Given the recent boom in the cryptocurrency market and the cultural development of digital identities, many people are looking to invest in digital assets. However, they are hesitant due to volatility and other issues. Many people fear that the market will crash after crypto becomes regulated.
U.S. Treasury Secretary Janet Yellen and other officials have warned against the use of digital assets because of illegal activities. Many people wonder if the government could take the market down. While we have seen countries like China and India ban the use of certain cryptos like Bitcoin, experts don’t think that the same can be said for the U.S.
Crypto sphere needs more regulation to protect investors
SEC chair Gary Gensler has repeatedly expressed the need for more regulation. Most cryptocurrencies are trading in exchanges as unregistered securities and are apparently subject to SEC enforcement actions. While some SEC officials have been advising against cryptocurrency, others have criticized that the regulator hasn't been stronger in enforcing regulations.

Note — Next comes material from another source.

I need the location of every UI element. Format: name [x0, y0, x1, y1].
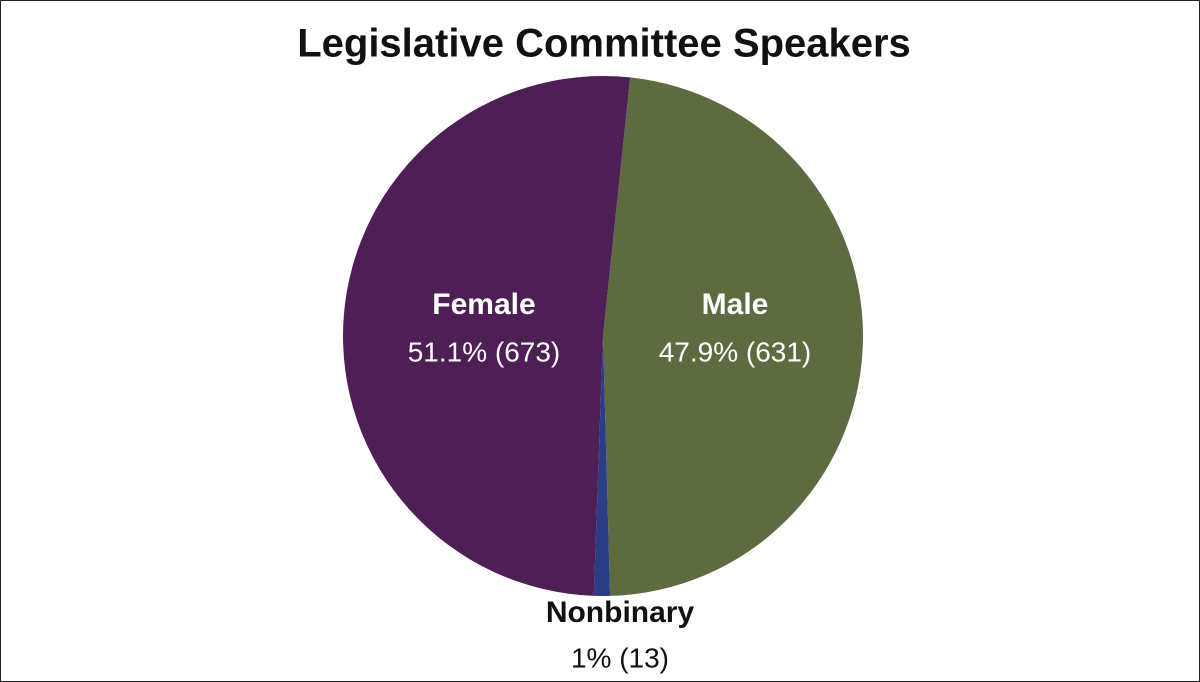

In fact, some people in the industry are frustrated by the lack of clarity surrounding certain federal policies in the crypto space. Some cryptocurrency companies are violating federal rules by raising money through auctioning their tokens. People are surprised that the SEC has taken a backseat on regulation and hasn't made it a priority. Unsure of where the actions towards regulation are going, other people aren't as concerned about cryptos.
U.S. regulation seems like the biggest risk, but experts say it’s more of a risk to the U.S. and not to crypto.

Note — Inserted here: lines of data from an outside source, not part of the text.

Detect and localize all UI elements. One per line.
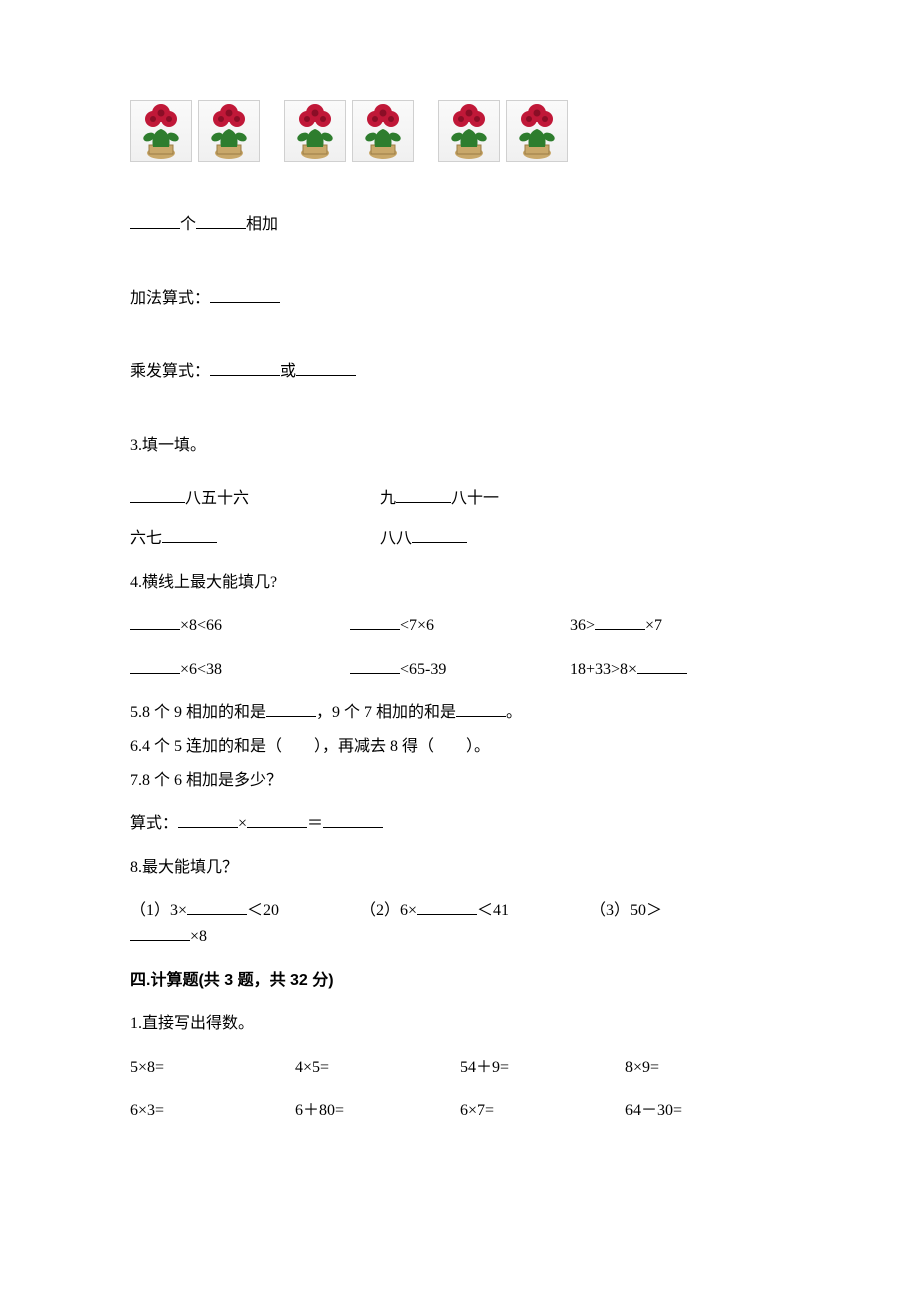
flower-group-1 <box>130 100 260 162</box>
text: （1）3× <box>130 902 187 919</box>
q2-multiplication-line: 乘发算式： 或 <box>130 359 790 385</box>
text: 36> <box>570 617 595 634</box>
text: （2）6× <box>360 902 417 919</box>
calc-row-2: 6×3= 6＋80= 6×7= 64－30= <box>130 1098 790 1124</box>
calc-cell: 64－30= <box>625 1098 790 1124</box>
q7-expression: 算式： × ＝ <box>130 811 790 837</box>
label: 乘发算式： <box>130 363 210 380</box>
blank <box>266 701 316 717</box>
q4-heading: 4.横线上最大能填几? <box>130 570 790 596</box>
section4-heading: 四.计算题(共 3 题，共 32 分) <box>130 968 790 994</box>
text: 相加 <box>246 216 278 233</box>
blank <box>323 812 383 828</box>
text: 5.8 个 9 相加的和是 <box>130 704 266 721</box>
blank <box>296 360 356 376</box>
calc-cell: 6＋80= <box>295 1098 460 1124</box>
q8-row: （1）3× ＜20 （2）6× ＜41 （3）50＞ ×8 <box>130 898 790 949</box>
q3-row2: 六七 八八 <box>130 526 790 552</box>
calc-cell: 6×7= <box>460 1098 625 1124</box>
blank <box>130 925 190 941</box>
blank <box>162 527 217 543</box>
blank <box>130 213 180 229</box>
text: 18+33>8× <box>570 661 637 678</box>
flower-pot-icon <box>506 100 568 162</box>
label: 算式： <box>130 815 178 832</box>
blank <box>210 360 280 376</box>
text: 八八 <box>380 530 412 547</box>
blank <box>456 701 506 717</box>
q4-row2: ×6<38 <65-39 18+33>8× <box>130 657 790 683</box>
text: ，9 个 7 相加的和是 <box>316 704 456 721</box>
blank <box>178 812 238 828</box>
calc-cell: 6×3= <box>130 1098 295 1124</box>
text: ×6<38 <box>180 661 222 678</box>
blank <box>417 899 477 915</box>
text: （3）50＞ <box>590 902 662 919</box>
calc-cell: 4×5= <box>295 1055 460 1081</box>
text: ×8 <box>190 928 207 945</box>
q8-heading: 8.最大能填几？ <box>130 855 790 881</box>
text: 八十一 <box>451 490 499 507</box>
text: 八五十六 <box>185 490 249 507</box>
blank <box>595 614 645 630</box>
text: <65-39 <box>400 661 446 678</box>
q7-heading: 7.8 个 6 相加是多少？ <box>130 768 790 794</box>
flower-pot-icon <box>438 100 500 162</box>
blank <box>396 487 451 503</box>
flower-pot-row <box>130 100 790 162</box>
blank <box>637 658 687 674</box>
blank <box>247 812 307 828</box>
blank <box>412 527 467 543</box>
text: ×7 <box>645 617 662 634</box>
worksheet-page: 个相加 加法算式： 乘发算式：或 3.填一填。 八五十六 九八十一 六七 八八 … <box>0 0 920 1302</box>
text: <7×6 <box>400 617 434 634</box>
text: ＜20 <box>247 902 279 919</box>
blank <box>130 614 180 630</box>
blank <box>130 487 185 503</box>
calc-cell: 5×8= <box>130 1055 295 1081</box>
blank <box>350 614 400 630</box>
q3-row1: 八五十六 九 八十一 <box>130 486 790 512</box>
q5-line: 5.8 个 9 相加的和是 ，9 个 7 相加的和是 。 <box>130 700 790 726</box>
text: ＝ <box>307 815 323 832</box>
blank <box>196 213 246 229</box>
flower-group-3 <box>438 100 568 162</box>
text: ×8<66 <box>180 617 222 634</box>
text: 或 <box>280 363 296 380</box>
blank <box>210 287 280 303</box>
flower-pot-icon <box>198 100 260 162</box>
flower-group-2 <box>284 100 414 162</box>
label: 加法算式： <box>130 290 210 307</box>
text: 六七 <box>130 530 162 547</box>
calc-cell: 54＋9= <box>460 1055 625 1081</box>
flower-pot-icon <box>352 100 414 162</box>
q3-heading: 3.填一填。 <box>130 433 790 459</box>
text: 个 <box>180 216 196 233</box>
calc-row-1: 5×8= 4×5= 54＋9= 8×9= <box>130 1055 790 1081</box>
calc-cell: 8×9= <box>625 1055 790 1081</box>
section4-q1: 1.直接写出得数。 <box>130 1011 790 1037</box>
q6-line: 6.4 个 5 连加的和是（ ），再减去 8 得（ ）。 <box>130 734 790 760</box>
text: 九 <box>380 490 396 507</box>
blank <box>187 899 247 915</box>
blank <box>130 658 180 674</box>
q4-row1: ×8<66 <7×6 36> ×7 <box>130 613 790 639</box>
flower-pot-icon <box>284 100 346 162</box>
blank <box>350 658 400 674</box>
flower-pot-icon <box>130 100 192 162</box>
q2-addition-line: 加法算式： <box>130 286 790 312</box>
text: 。 <box>506 704 522 721</box>
q2-count-line: 个 相加 <box>130 212 790 238</box>
text: ＜41 <box>477 902 509 919</box>
text: × <box>238 815 247 832</box>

While Senator Elizabeth Warren has vocalized her concerns, specifically to Yellen, traditional financial researcher Jim Bianco thinks that DeFi will eventually replace more centralized finance. Bold in his claim, after engaging in DeFi protocols, Bianco thinks that “it is just better.” More than that, he speculates that if the U.S. continues to stifle regulation, innovation will be sought elsewhere.
Cryptocurrency is often associated with illegal activities like money laundering and fraud. With many people transacting in the cryptosphere as pseudonymous, it's often associated with illicit activities. However, there are signs that these acts might be falling, according to a blockchain analysis from Chainalysis. Despite this, many officials who are crypto skeptics aren't buying it. Chairing the Senate Banking Committee's subcommittee on economic policy, Warren wrote to Gensler that she needs answers by July 28.

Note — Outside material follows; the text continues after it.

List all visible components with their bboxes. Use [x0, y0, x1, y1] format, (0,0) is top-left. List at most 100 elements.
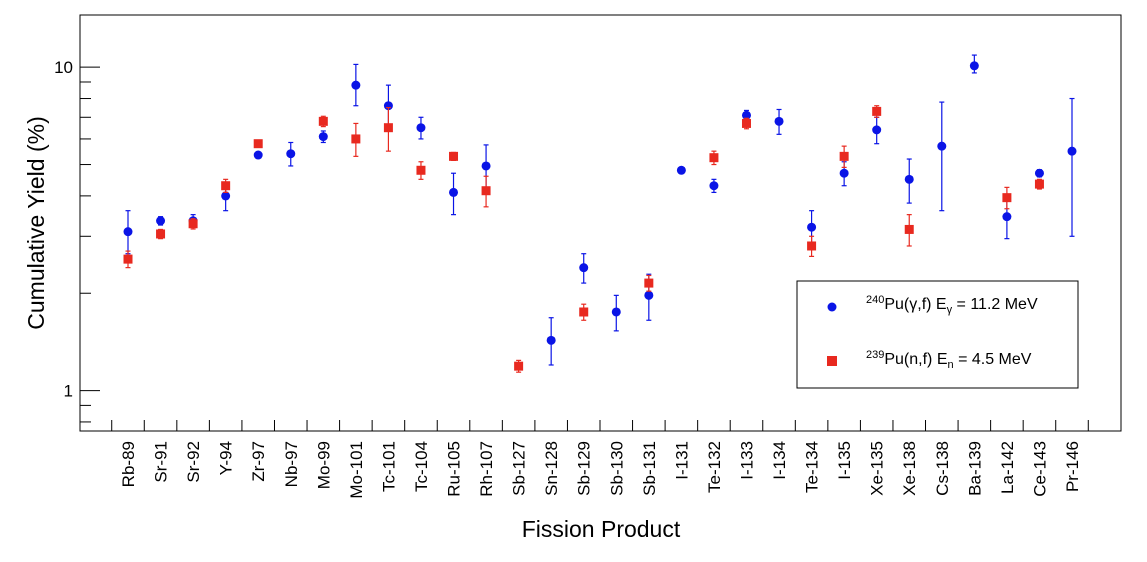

Why it would be nearly impossible to ban crypto
While there's talk that the U.S. government would like to make the point of entry more difficult for mainstream adoption or even a strict ban altogether, many crypto natives think that the train has left the station. Dubbed as "crypto mom" for her strong support of digital currencies and assets, SEC Commissioner Hester Pierce says it would be extremely difficult to ban something that's peer-to-peer technology. Although many institutions are adopting or engaging in digital asset features, restrictions and regulations might persist, but so does the distrust in banks and government that catalyzed the creation of crypto.